Faculty in the Division of Hematology have recently received notice of three exciting grants.
Brice Weinberg, MD, professor of medicine (Hematology), was awarded an NIH R01 grant for "Nitric Oxide and Microvascular Dysfunction in Severe Malaria." This is a four-year grant that will begin in late September.
"We will investigate the importance of the vascular glycocalyx and nitric oxide in the pathogenesis of severe malaria in humans," Dr. Weinberg said. The co-principal investigators are Dr. Nicholas Anstey of the Menzies School of Health Research in Darwin, Australia; Dr. Donald Granger of the University of Utah School of Medicine in Salt Lake City, Utah; and Dr. Esther Mwaikambo of the Hubert Kairuki Memorial School of Medicine in Dar es Salaam, Tanzania.

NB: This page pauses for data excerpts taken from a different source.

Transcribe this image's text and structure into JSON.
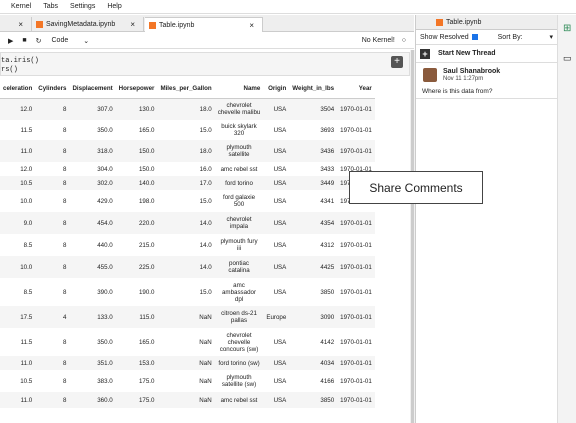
{
  "menu": [
    "Kernel",
    "Tabs",
    "Settings",
    "Help"
  ],
  "tabs": [
    {
      "label": "SavingMetadata.ipynb"
    },
    {
      "label": "Table.ipynb"
    }
  ],
  "toolbar": {
    "cell_type": "Code",
    "kernel_status": "No Kernel!"
  },
  "code": {
    "line1": "ta.iris()",
    "line2": "rs()"
  },
  "table": {
    "headers": [
      "celeration",
      "Cylinders",
      "Displacement",
      "Horsepower",
      "Miles_per_Gallon",
      "Name",
      "Origin",
      "Weight_in_lbs",
      "Year"
    ],
    "rows": [
      [
        "12.0",
        "8",
        "307.0",
        "130.0",
        "18.0",
        "chevrolet\nchevelle malibu",
        "USA",
        "3504",
        "1970-01-01"
      ],
      [
        "11.5",
        "8",
        "350.0",
        "165.0",
        "15.0",
        "buick skylark\n320",
        "USA",
        "3693",
        "1970-01-01"
      ],
      [
        "11.0",
        "8",
        "318.0",
        "150.0",
        "18.0",
        "plymouth\nsatellite",
        "USA",
        "3436",
        "1970-01-01"
      ],
      [
        "12.0",
        "8",
        "304.0",
        "150.0",
        "16.0",
        "amc rebel sst",
        "USA",
        "3433",
        "1970-01-01"
      ],
      [
        "10.5",
        "8",
        "302.0",
        "140.0",
        "17.0",
        "ford torino",
        "USA",
        "3449",
        "1970-01-01"
      ],
      [
        "10.0",
        "8",
        "429.0",
        "198.0",
        "15.0",
        "ford galaxie\n500",
        "USA",
        "4341",
        "1970-01-01"
      ],
      [
        "9.0",
        "8",
        "454.0",
        "220.0",
        "14.0",
        "chevrolet\nimpala",
        "USA",
        "4354",
        "1970-01-01"
      ],
      [
        "8.5",
        "8",
        "440.0",
        "215.0",
        "14.0",
        "plymouth fury\niii",
        "USA",
        "4312",
        "1970-01-01"
      ],
      [
        "10.0",
        "8",
        "455.0",
        "225.0",
        "14.0",
        "pontiac\ncatalina",
        "USA",
        "4425",
        "1970-01-01"
      ],
      [
        "8.5",
        "8",
        "390.0",
        "190.0",
        "15.0",
        "amc\nambassador\ndpl",
        "USA",
        "3850",
        "1970-01-01"
      ],
      [
        "17.5",
        "4",
        "133.0",
        "115.0",
        "NaN",
        "citroen ds-21\npallas",
        "Europe",
        "3090",
        "1970-01-01"
      ],
      [
        "11.5",
        "8",
        "350.0",
        "165.0",
        "NaN",
        "chevrolet\nchevelle\nconcours (sw)",
        "USA",
        "4142",
        "1970-01-01"
      ],
      [
        "11.0",
        "8",
        "351.0",
        "153.0",
        "NaN",
        "ford torino (sw)",
        "USA",
        "4034",
        "1970-01-01"
      ],
      [
        "10.5",
        "8",
        "383.0",
        "175.0",
        "NaN",
        "plymouth\nsatellite (sw)",
        "USA",
        "4166",
        "1970-01-01"
      ],
      [
        "11.0",
        "8",
        "360.0",
        "175.0",
        "NaN",
        "amc rebel sst",
        "USA",
        "3850",
        "1970-01-01"
      ]
    ]
  },
  "side": {
    "title": "Table.ipynb",
    "show_resolved": "Show Resolved",
    "sort_by": "Sort By:",
    "new_thread": "Start New Thread",
    "comment": {
      "author": "Saul Shanabrook",
      "date": "Nov 11 1:27pm",
      "text": "Where is this data from?"
    }
  },
  "overlay": {
    "label": "Share Comments"
  }
}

Marilyn Telen, MD, professor of Medicine (Hematology), was awarded an R21 DK106509 grant, "Factor XIII and Fibrinogen: Mechanisms of Genetic Risk in SCD-Related Priapism." This is a two-year grant that began in July.

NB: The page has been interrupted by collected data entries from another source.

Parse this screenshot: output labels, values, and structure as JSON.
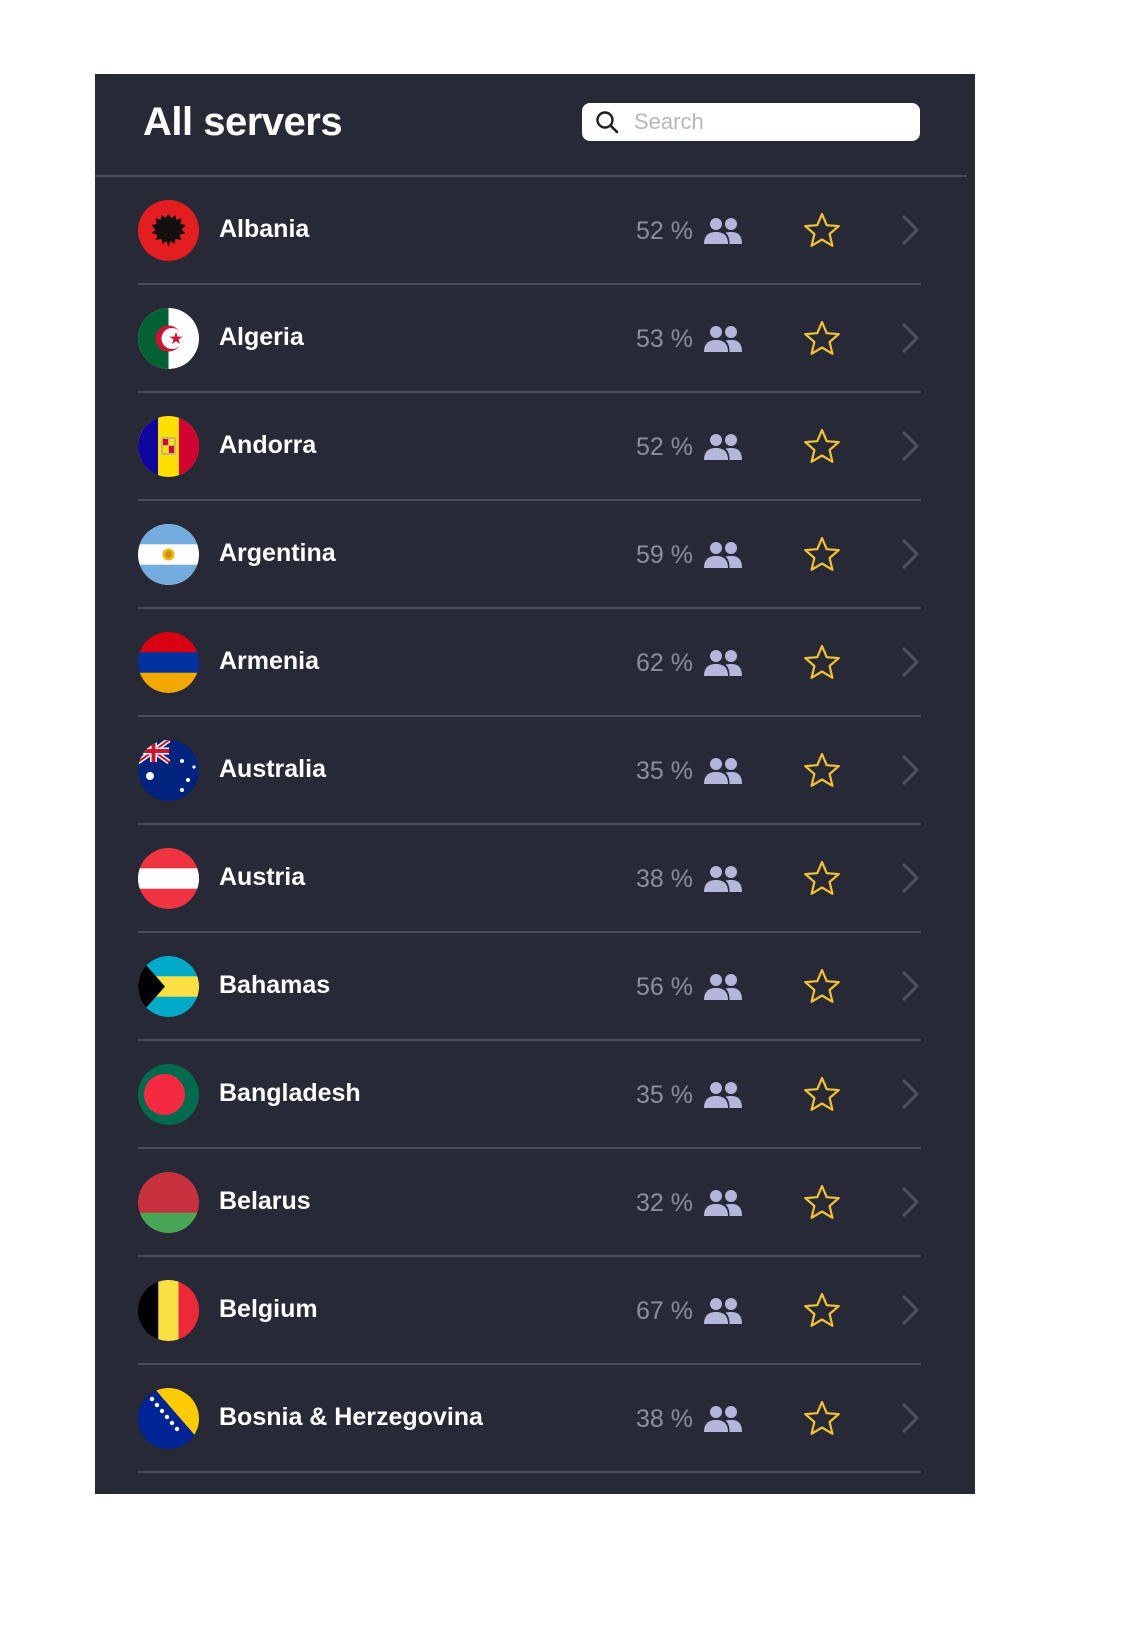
{
  "header": {
    "title": "All servers",
    "search_placeholder": "Search",
    "search_value": ""
  },
  "colors": {
    "panel_bg": "#272936",
    "divider": "#4a4c5a",
    "load_text": "#8c8e9c",
    "users_icon": "#b4b6dc",
    "star": "#f2c330",
    "chevron": "#4c4e5e"
  },
  "icons": {
    "search": "search-icon",
    "users": "users-icon",
    "favorite": "star-outline-icon",
    "open": "chevron-right-icon"
  },
  "servers": [
    {
      "country": "Albania",
      "code": "al",
      "load": "52 %",
      "favorite": false
    },
    {
      "country": "Algeria",
      "code": "dz",
      "load": "53 %",
      "favorite": false
    },
    {
      "country": "Andorra",
      "code": "ad",
      "load": "52 %",
      "favorite": false
    },
    {
      "country": "Argentina",
      "code": "ar",
      "load": "59 %",
      "favorite": false
    },
    {
      "country": "Armenia",
      "code": "am",
      "load": "62 %",
      "favorite": false
    },
    {
      "country": "Australia",
      "code": "au",
      "load": "35 %",
      "favorite": false
    },
    {
      "country": "Austria",
      "code": "at",
      "load": "38 %",
      "favorite": false
    },
    {
      "country": "Bahamas",
      "code": "bs",
      "load": "56 %",
      "favorite": false
    },
    {
      "country": "Bangladesh",
      "code": "bd",
      "load": "35 %",
      "favorite": false
    },
    {
      "country": "Belarus",
      "code": "by",
      "load": "32 %",
      "favorite": false
    },
    {
      "country": "Belgium",
      "code": "be",
      "load": "67 %",
      "favorite": false
    },
    {
      "country": "Bosnia & Herzegovina",
      "code": "ba",
      "load": "38 %",
      "favorite": false
    }
  ]
}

Additionally, Dr. Telen has been informed that the Doris Duke Charitable Foundation has approved a grant to fund her proposal “High-throughput Metabolite Profiling and Genetic Analyses to Identify Novel Predictive Biomarkers of SCD-related Complications” submitted in response to a 2015 Innovations in Clinical Research Award (ICRA) funding opportunity. This is a three-year grant that starts in September.